Laser scanning analysis for the quantification of IHC and FISH

Laser scanning cytometry quantification was performed with an iCys Research Imaging Cytometer (Compucyte) as described earlier32,33,34 with a few modifications. Counts of Ki67+, Dcx+ or Sox2+ cells (DAB positive) were carried out within the subventricular zones that were predefined by a certified pathologist with the haematoxylin and eosin-stained brain architecture. The target number for each sample was approximately 500 cells counted. Olig2+ cell within the corpus callosum were counted in a similar manner.

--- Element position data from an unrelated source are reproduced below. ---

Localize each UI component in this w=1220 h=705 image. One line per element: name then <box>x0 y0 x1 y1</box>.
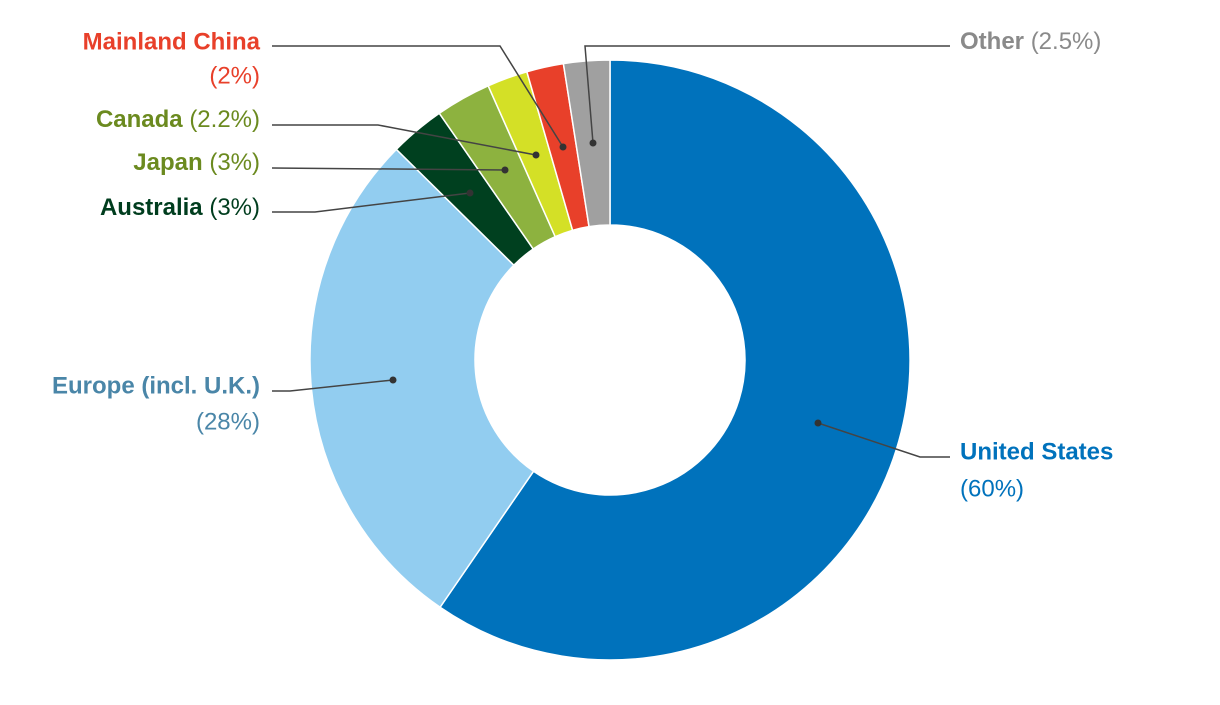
category-label: Japan <box>133 149 202 176</box>
category-label: Mainland China <box>83 28 261 55</box>
category-label: Australia <box>100 194 203 221</box>
leader-line <box>272 45 564 148</box>
slice <box>309 148 535 609</box>
leader-dot <box>389 376 397 384</box>
slice-label: Other (2.5%) <box>960 28 1101 55</box>
value-label: (3%) <box>209 194 260 221</box>
leader-line <box>272 379 394 392</box>
leader-dot <box>814 419 822 427</box>
value-label: (2%) <box>209 62 260 89</box>
slice-label: Australia (3%) <box>100 194 260 221</box>
leader-line <box>272 192 471 213</box>
category-label: Other <box>960 28 1024 55</box>
category-label: Canada <box>96 106 183 133</box>
leader-dot <box>466 189 474 197</box>
leader-dot <box>501 166 509 174</box>
leader-line <box>584 45 950 144</box>
leader-dot <box>532 151 540 159</box>
value-label: (2.2%) <box>189 106 260 133</box>
leader-line <box>272 124 537 156</box>
leader-line <box>817 422 950 458</box>
value-label: (3%) <box>209 149 260 176</box>
category-label: United States <box>960 438 1113 465</box>
leader-dot <box>559 143 567 151</box>
slice <box>439 59 911 661</box>
slice-label: Japan (3%) <box>133 149 260 176</box>
value-label: (28%) <box>196 408 260 435</box>
leader-dot <box>589 139 597 147</box>
slice <box>562 59 611 228</box>
category-label: Europe (incl. U.K.) <box>52 372 260 399</box>
slice-label: Canada (2.2%) <box>96 106 260 133</box>
value-label: (60%) <box>960 475 1024 502</box>
value-label: (2.5%) <box>1031 28 1102 55</box>
leader-line <box>271 167 506 171</box>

RT–PCR, Southern blotting and western blotting

DNase-treated total RNA extracted from fresh liver samples with the RNeasy kit (Qiagen) was used to prepare oligo-dT complementary DNA with Superscript III (Invitrogen). RT–PCR primers are described in Supplementary Table 3. Southern and western blots were performed following standard techniques. For western blots, 40 µg protein were loaded per lane. Antibodies used include phospho-p53 (Ser15, Cell Signaling Technologies), p21 (Santa Cruz Biotechnology), Actin (Biolegend) and horseradish peroxidase-conjugated secondary antibodies (Pierce/ThermoScientifics).

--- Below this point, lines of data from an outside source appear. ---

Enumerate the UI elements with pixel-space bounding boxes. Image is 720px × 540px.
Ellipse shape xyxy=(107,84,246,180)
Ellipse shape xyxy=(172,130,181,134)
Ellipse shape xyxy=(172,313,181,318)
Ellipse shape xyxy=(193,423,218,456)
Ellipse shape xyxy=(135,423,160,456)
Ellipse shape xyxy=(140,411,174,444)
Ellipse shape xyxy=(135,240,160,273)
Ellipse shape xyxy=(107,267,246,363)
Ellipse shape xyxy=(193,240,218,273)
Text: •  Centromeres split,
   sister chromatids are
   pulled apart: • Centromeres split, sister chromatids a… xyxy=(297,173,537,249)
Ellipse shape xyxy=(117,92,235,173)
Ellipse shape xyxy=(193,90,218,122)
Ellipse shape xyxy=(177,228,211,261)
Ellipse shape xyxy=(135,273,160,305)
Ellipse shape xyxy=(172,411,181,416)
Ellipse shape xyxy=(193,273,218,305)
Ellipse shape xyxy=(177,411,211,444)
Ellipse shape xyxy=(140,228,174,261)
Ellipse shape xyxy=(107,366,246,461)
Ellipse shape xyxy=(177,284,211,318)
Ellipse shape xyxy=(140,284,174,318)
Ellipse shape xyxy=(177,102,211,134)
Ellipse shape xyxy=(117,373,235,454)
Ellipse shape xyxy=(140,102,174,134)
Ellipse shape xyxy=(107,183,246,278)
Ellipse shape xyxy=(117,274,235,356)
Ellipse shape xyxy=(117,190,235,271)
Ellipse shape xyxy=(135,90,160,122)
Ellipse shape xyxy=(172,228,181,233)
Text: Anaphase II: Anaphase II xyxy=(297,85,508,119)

Innate olfactory avoidance test

Animals were kept in a 12-h light/dark cycle and tested in the second half of the light cycle. Male mice (30–35-week-old, n = 4 per experimental condition) were fasted for 20 h before testing. To avoid confounding of data owing to learning, mice were used only once. To habituate to the experimental environment, mice were placed individually in a cage that was identical to the test cage (259 × 476 × 209 mm) for 20 min before the onset of testing. Following acclimation, mice were placed in an identical test chamber where their responses were recorded on a video camera (30 frames per second, 640 × 480 pixels) mounted above the test chamber. Confounding environmental/spatial cue effects were ruled out by monitoring total time spent in different zones of the chamber in the absence of odorants. For innate avoidance tests, circular filter paper (2.5 cm diameter) was scented with 40 µl of either water or progressively higher concentrations of 2-MB (1.74 × 10−6 M to 1.74 × 10−4 M) and mouse behaviour was recorded for 3 min. Videos were transferred to computer for subsequent analysis using NoldusEthovision v3.1 behavioural analysis software35. First the cage was divided into thirds and then time spent in each third for the duration of the recording was determined using the software. Total distance travelled, frequency of entry into the third containing the filter paper treated with the odorants (zone 3) as well as time spent investigating in this zone (to determine innate avoidance behaviour) was collated for each treatment and genotype.

Statistical analysis

All the data were analysed by one way ANOVA with Bonferroni’s post test (significantly different at P < 0.05). Survival curves were analysed with Mantel–Cox test.